Favourite simple aperitivo, Officina Ba-Bar bistrot in a former pharmacy. Morning coffee with a view at Bar Moccia in Palazzo Donn’Anna. Pastries at Gay Odin or Scaturchio and gelato from Remy Gelo.
This city is equally superstitious as it is religious and both worlds collide in the Miracle of San Gennaro. Patron Saint of the city, each year on his feast day 19th September, the city prays on a drop of his blood encased in a glass vial. It has been spontaneously liquifying three times a year since 1389. Housed in the cathedral, the vial is carried high above the crowds through the streets. The idea is that if the blood liquefies during prayer, then good fortune will be bestowed on Bella Napoli for the year ahead. No-one knows how this actually liquifies, and it has been scrutinised by both the authorities and the vatican to be definitively pronounced a miracle. There have been just two years recorded that this miracle did not occur. The first time, famine struck and the second, Vesuvius erupted.
The day is all encompassing and an infinite source of creative ideas, from the intricate lacework on the hemlines of velvet cassocks and the baroque iconography to the heartbreakingly passionate crowd. It's clear that all from Fellini to Dolce & Gabbana have been inspired by these processions of devotion.
Dive into the narrow laneways of Spaccanapoli for religious ex-voto.

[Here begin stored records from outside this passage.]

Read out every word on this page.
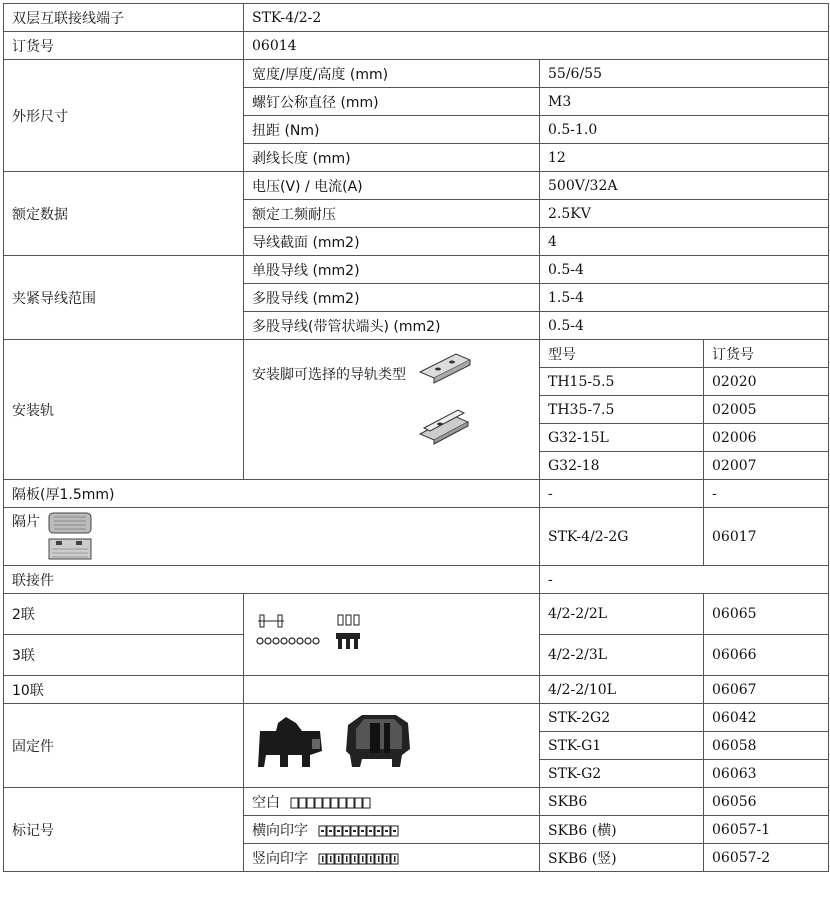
双层互联接线端子	STK-4/2-2		
订货号	06014		
外形尺寸	宽度/厚度/高度 (mm)	55/6/55	
	螺钉公称直径 (mm)	M3	
	扭距 (Nm)	0.5-1.0	
	剥线长度 (mm)	12	
额定数据	电压(V) / 电流(A)	500V/32A	
	额定工频耐压	2.5KV	
	导线截面 (mm2)	4	
夹紧导线范围	单股导线 (mm2)	0.5-4	
	多股导线 (mm2)	1.5-4	
	多股导线(带管状端头) (mm2)	0.5-4	
安装轨	安装脚可选择的导轨类型	型号	订货号
		TH15-5.5	02020
		TH35-7.5	02005
		G32-15L	02006
		G32-18	02007
隔板(厚1.5mm)		-	-
隔片		STK-4/2-2G	06017
联接件		-	
2联		4/2-2/2L	06065
3联		4/2-2/3L	06066
10联		4/2-2/10L	06067
固定件		STK-2G2	06042
		STK-G1	06058
		STK-G2	06063
标记号	空白	SKB6	06056
	横向印字	SKB6 (横)	06057-1
	竖向印字	SKB6 (竖)	06057-2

Crafted from tin, wood, silver or gold, these minimal silhouettes are traditionally offered up in prayer, select one or two to take home. Tailors and artisans run deep in Napoli, don’t miss the historic glove makers, Omega Guanti on Via Stella. Wander the Chiaia area for exquisite tailoring and a classic soft shouldered jacket ‘maniche a camicia’ at Rubinacci. And seek out clothing made for Giuliva Heritage womenswear.
Napoli is vital. The streets, the food and the people are remarkably beautiful. Spend a while longer than you’d planned, before heading to the harbour and taking the ferry over to the islands of Ischia, Procida and further south to the Amalfi Coast.